The National Council on Teacher Quality (NCTQ) has published new data on the pass rates on teacher licensure tests for institutions preparing elementary teachers in 38 states and the District of Columbia (12 states did not provide the requested data). This new data set focuses on licensure tests in elementary content—English language arts, science, mathematics, and social studies—and includes first-time and best-attempt pass rates, the number of attempts, pass rates by the academic selectivity or socioeconomic characteristics of the institution, and pass rates for test takers of color. Very little of this data has been published previously. According to NCTQ’s press release, a “notably high percentage of institutions (29 percent) had first time pass rates of less than 50 percent across three years of requested data (2015-2018). Further, the data shows that many aspiring teachers who fail the first time do not persist. Nearly a quarter of all test takers (22 percent) who failed on their first attempt do not retake the test, and the percentage rises to 30 percent

Finally, throughout the pandemic, the Center on Reinventing Public Education (CPRE) has been compiling hundreds of studies to evaluate the impact of school closures and disruptions to learning on America’s students.
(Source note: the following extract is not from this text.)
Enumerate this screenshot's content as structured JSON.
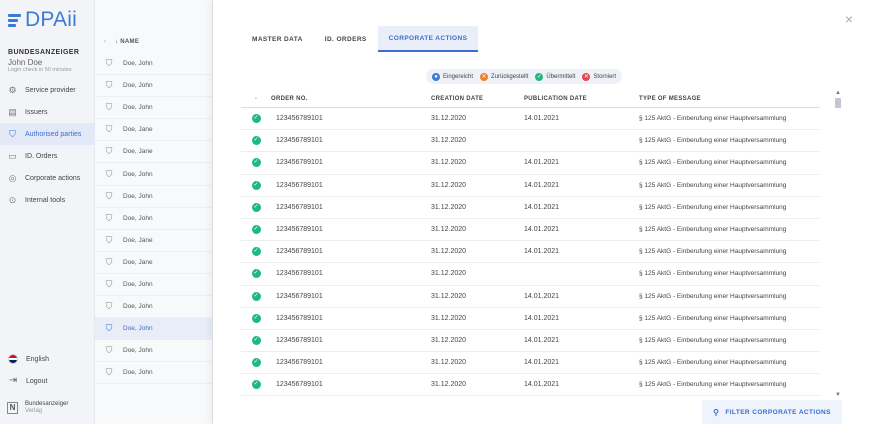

In its latest report, How Much Have Students Missed Academically Because of the Pandemic? A Review of the Evidence to Date, CPRE reviewed 12 studies that tracked student academic progress pre- and post-pandemic using state test scores or interim assessments. The report concludes that the evidence to date on test scores shows that the average student tested in fall 2020 performed at lower levels than prior grade-level cohorts because of the pandemic and associated disruptions in schooling. While concluding that the average student made less progress than is typical, the authors also acknowledge that much remains unknown, including how different subgroups of students fared or precisely how much learning students may have missed. CRPE is separately examining the pandemic’s effects on social-emotional development and well-being, and on students with disabilities. CPRE intends to compile its findings into a final report that assesses the extent of student needs and inequities, implications for policy and practice, and promising practices and innovations.